A quick phone post: I’m sitting on my front porch, waiting for Frontier, my awful rural Internet service provider, to show up to fix my connection, which has been down slightly over a week.
That’s right: I’ve been without Internet access at home for one week.
I can see Spectrum trucks down the street running high-speed fiber optic lines. I’ll be switching over to them at the earliest opportunity, two-year contract be damned (that’s right: in 2019, there are still ISPs that make you commit to a two-year contract).
It’s not been all bad: I’ve watched some great DVDs, like Evil Dead and Big Trouble in Little China (“China is here”), and I’ve gotten more sleep.

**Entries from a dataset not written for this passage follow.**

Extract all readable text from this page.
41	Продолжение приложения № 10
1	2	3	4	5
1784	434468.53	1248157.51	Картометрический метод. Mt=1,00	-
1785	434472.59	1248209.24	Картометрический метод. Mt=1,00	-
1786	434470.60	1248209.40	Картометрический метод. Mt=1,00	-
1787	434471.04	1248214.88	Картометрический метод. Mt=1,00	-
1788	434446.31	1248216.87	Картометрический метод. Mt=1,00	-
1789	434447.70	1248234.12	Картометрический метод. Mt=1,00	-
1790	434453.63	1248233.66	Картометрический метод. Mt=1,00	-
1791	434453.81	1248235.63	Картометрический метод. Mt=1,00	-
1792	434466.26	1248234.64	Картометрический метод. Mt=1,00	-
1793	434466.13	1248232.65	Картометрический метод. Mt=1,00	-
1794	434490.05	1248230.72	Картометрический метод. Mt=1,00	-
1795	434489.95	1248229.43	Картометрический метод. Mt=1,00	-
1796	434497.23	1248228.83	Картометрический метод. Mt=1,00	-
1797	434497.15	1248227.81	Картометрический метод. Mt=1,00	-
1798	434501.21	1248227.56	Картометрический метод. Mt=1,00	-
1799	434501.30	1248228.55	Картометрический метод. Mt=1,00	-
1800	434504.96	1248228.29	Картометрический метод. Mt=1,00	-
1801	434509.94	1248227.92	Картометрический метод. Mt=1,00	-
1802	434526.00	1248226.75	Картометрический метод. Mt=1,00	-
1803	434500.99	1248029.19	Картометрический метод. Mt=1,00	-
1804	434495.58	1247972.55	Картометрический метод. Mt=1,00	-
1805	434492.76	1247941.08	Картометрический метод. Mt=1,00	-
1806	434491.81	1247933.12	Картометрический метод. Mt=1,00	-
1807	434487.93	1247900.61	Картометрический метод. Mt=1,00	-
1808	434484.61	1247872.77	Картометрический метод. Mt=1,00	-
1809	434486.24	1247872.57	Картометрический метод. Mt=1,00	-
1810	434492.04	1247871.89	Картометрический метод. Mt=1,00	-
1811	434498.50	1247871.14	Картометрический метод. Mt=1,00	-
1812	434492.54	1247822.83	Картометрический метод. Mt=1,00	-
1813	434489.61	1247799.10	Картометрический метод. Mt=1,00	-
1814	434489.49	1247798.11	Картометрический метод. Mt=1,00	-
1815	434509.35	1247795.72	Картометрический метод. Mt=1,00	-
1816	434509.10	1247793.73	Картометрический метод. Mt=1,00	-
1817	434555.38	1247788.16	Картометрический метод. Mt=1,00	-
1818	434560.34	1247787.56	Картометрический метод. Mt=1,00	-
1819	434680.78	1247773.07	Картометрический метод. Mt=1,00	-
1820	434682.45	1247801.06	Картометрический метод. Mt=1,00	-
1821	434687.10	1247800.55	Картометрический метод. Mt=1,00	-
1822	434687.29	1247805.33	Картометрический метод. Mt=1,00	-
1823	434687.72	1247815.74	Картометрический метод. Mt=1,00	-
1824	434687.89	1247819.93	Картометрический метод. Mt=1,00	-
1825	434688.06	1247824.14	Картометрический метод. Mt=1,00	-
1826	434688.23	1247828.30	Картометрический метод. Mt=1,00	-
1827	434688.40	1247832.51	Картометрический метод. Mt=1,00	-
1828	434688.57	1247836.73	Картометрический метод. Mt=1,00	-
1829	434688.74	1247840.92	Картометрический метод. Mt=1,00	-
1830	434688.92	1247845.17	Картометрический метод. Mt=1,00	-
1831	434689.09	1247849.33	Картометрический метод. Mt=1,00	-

On the other hand, so much of our lives and work are online, and it’s been quite difficult getting everything done during the day. In addition to teaching high school and maintaining this little blog, I also teach classes online. Talk about a conundrum.

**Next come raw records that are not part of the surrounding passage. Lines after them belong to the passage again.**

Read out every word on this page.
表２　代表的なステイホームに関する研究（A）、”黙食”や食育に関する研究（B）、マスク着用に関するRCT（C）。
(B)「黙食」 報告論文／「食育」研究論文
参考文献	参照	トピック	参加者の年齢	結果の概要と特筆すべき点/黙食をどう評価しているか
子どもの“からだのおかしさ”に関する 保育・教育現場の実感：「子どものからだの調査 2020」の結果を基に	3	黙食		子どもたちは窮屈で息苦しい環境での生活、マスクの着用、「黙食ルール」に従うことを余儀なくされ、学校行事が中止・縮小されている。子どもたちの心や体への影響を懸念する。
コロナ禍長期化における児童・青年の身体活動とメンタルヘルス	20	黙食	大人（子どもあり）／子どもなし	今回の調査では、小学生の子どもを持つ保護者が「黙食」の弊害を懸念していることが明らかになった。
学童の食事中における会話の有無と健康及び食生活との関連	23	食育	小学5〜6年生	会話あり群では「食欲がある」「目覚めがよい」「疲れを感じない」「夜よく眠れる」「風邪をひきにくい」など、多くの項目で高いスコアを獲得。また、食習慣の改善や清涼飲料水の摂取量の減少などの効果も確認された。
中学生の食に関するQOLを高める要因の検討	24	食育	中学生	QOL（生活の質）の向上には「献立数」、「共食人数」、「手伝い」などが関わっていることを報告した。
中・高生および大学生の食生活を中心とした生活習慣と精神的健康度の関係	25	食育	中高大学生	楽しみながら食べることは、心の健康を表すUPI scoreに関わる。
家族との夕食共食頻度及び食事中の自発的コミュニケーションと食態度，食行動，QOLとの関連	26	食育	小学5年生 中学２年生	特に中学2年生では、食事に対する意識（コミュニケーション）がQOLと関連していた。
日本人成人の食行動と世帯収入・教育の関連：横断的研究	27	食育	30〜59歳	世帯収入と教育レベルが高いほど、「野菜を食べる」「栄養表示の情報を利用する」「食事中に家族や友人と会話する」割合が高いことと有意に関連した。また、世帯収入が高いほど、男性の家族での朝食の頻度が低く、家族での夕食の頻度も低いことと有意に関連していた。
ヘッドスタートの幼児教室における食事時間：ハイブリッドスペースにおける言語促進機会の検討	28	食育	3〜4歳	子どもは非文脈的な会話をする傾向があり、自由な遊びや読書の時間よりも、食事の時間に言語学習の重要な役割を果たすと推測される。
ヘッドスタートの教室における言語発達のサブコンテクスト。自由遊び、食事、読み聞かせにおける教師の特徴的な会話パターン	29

So, here I am, desperately using my planning period to wait at home during my four-hour appointment window, which expires in about thirty minutes.
When Frontier installed my Internet—about six weeks after I placed the original order—I burned an entire personal day waiting for their arrival. They simply never showed. After a series of angry phone calls, a nice technician arrived two days later.
They also charge a mandatory modem rental fee of $10/month. ¡Ay caramba!
I don’t have much else to say. This post is pure self-indulgent complaining. But I do have some takeaways:
1.) Life in a rural town, while very pleasant, comes with certain challenges. Everything operates the way it did thirty years ago—for better and for worse.
My mail wasn’t delivered for two weeks because the rural mail carrier wouldn’t stop because I put my mailbox in front of my house—not across the street, like the only other box on the street (most folks still get mail delivered to the local post office). Finally, my neighbor—not anyone I talked to at the post office—told me my carrier wouldn’t stop until I moved the mailbox across the street.
2.) Adults are meant to work in pairs: a breadwinner and a household manager. My “wife” is my job, unfortunately, and she’s an overbearing, possessive bitty. That’s the case for most everybody. Someone needs to be at home, keeping the home fires burning and keeping the place running efficiently.